Our home girls, most of them children of pioneers, have played an important part in the education of Silver Creek. A partial list is as follows:

Pauline Wooster, Julia Terry, Blanch O'Connor, Nellie Hill, Harriet Terry, Pearl Simmons, Myrtle Harris, Sadie Terry, Cora Martin, Mable Cremeen, Mayme Kula, Bethel Sprague, Thurma Sprague, Bernice Simmons, Nita Buchholtz, Viva Hurst, Elsie Sprague, Julia Sprague, George Bentz, Hugh Swortwood, Charles Wooster.

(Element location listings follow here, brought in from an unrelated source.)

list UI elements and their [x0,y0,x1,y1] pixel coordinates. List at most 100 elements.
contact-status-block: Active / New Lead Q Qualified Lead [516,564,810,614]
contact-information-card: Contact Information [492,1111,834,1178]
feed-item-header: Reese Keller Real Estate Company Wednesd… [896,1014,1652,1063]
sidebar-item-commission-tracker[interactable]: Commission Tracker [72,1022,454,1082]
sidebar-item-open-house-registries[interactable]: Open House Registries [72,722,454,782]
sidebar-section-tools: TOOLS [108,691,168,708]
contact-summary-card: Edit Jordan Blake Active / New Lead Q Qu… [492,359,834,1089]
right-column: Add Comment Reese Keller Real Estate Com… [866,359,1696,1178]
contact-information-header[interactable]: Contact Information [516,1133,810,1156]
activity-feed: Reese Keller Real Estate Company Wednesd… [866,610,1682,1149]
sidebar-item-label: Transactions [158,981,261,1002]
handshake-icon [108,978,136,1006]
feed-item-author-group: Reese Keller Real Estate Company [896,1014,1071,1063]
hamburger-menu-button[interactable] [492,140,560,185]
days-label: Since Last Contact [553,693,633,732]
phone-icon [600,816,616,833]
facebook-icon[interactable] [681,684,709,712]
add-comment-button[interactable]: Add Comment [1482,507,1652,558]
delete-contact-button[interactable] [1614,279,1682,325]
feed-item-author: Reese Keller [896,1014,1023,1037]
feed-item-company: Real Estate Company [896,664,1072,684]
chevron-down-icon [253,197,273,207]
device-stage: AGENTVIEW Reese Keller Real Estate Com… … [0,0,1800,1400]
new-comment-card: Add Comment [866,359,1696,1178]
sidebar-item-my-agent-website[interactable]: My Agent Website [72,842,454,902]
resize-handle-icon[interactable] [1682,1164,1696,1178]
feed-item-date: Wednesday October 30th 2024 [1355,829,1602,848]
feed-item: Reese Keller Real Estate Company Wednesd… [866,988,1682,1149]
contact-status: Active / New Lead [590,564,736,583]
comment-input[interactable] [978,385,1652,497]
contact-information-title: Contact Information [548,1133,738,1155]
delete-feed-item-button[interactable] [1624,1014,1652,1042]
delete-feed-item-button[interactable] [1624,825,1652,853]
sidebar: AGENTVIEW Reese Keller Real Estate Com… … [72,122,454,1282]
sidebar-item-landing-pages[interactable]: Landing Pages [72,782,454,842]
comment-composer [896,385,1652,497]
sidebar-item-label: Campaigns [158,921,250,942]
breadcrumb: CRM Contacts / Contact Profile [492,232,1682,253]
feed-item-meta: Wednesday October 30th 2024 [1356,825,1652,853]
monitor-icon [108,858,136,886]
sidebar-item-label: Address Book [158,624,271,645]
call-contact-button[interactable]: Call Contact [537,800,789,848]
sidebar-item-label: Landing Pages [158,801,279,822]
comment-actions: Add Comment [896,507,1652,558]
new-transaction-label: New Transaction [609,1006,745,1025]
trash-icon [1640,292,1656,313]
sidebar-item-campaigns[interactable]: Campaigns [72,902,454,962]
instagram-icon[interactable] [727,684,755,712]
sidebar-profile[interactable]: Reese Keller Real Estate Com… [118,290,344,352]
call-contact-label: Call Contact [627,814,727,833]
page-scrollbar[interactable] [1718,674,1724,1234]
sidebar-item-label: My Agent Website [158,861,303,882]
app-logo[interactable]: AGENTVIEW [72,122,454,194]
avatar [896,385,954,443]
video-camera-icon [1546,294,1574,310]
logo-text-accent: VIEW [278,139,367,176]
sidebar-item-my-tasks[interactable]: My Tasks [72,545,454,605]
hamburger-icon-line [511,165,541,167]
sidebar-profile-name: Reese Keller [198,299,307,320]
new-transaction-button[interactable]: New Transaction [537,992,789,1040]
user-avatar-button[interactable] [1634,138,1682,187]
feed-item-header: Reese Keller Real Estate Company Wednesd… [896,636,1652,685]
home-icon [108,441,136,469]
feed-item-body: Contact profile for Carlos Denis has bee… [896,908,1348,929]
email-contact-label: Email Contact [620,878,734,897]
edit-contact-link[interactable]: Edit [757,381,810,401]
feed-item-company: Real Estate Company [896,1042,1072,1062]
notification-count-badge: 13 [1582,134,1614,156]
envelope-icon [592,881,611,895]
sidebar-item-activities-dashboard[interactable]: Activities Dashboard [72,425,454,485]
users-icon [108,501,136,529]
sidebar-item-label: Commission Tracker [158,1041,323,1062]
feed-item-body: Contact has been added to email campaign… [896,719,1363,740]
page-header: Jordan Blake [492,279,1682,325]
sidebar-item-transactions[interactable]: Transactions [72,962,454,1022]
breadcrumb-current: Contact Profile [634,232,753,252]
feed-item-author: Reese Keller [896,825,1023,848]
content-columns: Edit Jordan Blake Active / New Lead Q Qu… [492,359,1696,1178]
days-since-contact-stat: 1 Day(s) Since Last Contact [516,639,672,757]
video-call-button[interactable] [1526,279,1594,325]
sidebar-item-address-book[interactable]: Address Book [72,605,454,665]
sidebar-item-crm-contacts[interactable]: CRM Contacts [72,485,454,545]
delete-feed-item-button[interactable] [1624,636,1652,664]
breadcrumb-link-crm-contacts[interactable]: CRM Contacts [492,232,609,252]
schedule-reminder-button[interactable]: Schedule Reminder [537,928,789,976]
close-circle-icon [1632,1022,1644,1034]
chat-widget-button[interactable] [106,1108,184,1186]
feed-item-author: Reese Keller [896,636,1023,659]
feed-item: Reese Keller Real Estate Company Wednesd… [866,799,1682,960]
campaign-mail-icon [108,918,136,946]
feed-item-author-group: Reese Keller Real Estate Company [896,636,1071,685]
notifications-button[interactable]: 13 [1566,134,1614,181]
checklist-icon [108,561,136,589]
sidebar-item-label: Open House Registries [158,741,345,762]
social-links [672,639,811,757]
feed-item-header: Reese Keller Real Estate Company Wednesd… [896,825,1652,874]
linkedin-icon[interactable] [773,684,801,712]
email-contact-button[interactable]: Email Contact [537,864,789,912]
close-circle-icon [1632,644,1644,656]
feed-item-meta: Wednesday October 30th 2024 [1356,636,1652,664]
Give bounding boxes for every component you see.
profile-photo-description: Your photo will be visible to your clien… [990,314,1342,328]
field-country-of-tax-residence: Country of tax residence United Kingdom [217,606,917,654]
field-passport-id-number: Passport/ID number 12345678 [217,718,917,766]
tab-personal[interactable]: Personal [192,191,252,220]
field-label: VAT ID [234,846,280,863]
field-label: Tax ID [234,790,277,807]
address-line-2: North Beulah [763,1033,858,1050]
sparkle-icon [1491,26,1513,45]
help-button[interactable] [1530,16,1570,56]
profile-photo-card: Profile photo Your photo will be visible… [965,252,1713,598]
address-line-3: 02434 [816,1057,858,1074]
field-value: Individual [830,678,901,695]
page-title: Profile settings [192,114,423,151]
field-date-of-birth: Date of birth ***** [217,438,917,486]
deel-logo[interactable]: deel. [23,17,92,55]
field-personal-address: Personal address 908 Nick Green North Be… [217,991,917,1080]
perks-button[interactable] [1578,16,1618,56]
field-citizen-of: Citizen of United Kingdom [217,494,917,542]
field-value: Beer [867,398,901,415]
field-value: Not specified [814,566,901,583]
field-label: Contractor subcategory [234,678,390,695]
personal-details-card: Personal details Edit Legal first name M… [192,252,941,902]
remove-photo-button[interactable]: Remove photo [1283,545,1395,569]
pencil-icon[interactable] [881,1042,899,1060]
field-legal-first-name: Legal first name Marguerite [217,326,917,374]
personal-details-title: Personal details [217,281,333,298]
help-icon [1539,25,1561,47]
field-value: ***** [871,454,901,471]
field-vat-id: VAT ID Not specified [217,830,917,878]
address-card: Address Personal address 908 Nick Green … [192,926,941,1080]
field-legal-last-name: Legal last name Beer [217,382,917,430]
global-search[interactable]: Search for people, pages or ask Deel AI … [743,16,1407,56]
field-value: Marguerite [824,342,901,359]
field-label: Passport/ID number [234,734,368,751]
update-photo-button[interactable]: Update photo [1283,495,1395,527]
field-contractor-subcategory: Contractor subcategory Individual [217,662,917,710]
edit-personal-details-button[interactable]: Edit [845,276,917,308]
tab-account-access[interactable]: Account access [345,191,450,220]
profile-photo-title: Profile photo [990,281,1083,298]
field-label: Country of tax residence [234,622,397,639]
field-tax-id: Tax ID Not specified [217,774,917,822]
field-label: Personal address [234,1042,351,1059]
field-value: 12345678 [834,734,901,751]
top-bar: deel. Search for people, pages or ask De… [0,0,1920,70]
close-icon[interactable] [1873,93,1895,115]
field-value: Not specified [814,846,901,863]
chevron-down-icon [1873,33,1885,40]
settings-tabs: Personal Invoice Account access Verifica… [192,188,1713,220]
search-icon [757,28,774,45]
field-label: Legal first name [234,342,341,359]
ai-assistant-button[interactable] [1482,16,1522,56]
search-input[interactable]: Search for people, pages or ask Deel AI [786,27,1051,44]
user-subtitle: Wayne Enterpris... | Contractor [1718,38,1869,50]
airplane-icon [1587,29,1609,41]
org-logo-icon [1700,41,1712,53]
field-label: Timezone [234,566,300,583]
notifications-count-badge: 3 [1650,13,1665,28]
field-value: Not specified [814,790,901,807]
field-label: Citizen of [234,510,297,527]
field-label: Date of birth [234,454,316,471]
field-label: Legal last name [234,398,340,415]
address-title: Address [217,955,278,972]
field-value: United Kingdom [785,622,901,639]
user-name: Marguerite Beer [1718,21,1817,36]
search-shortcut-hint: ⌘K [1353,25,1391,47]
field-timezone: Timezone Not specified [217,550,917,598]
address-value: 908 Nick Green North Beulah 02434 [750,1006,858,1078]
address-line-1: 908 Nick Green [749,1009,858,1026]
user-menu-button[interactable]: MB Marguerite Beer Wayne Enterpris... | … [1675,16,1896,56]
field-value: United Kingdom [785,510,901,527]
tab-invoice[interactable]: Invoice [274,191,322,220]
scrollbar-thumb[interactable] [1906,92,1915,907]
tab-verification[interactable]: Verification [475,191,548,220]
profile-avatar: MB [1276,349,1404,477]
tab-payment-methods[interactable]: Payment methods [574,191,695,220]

The first annual Commencement of the Silver Creek High School was held June 6, 1892, in the Congregational Church. The members of the class were: Hattie Terry, Mary Milliman, Lottie Lee, Warren Turk, Grace Benster, Julia Terry, Valedictorian; Ward Clark, prophet and historian; Edith Turk, salutatorian. J. F. Connor was Superintendent. (end of quote).

 

The history from which the above is taken, has so far escaped publication. But it represents too much labor and painstaking care to be lost to the public. Someone, now living in Silver Creek, should see to it that it finds its way into print. I am returning the copy to Mrs. Fred Meredith, 334 - 2nd Ave., S. E., LeMars, Iowa.

A number of changes, of course, and improvements have been made at Silver Creek since the above educational record was written.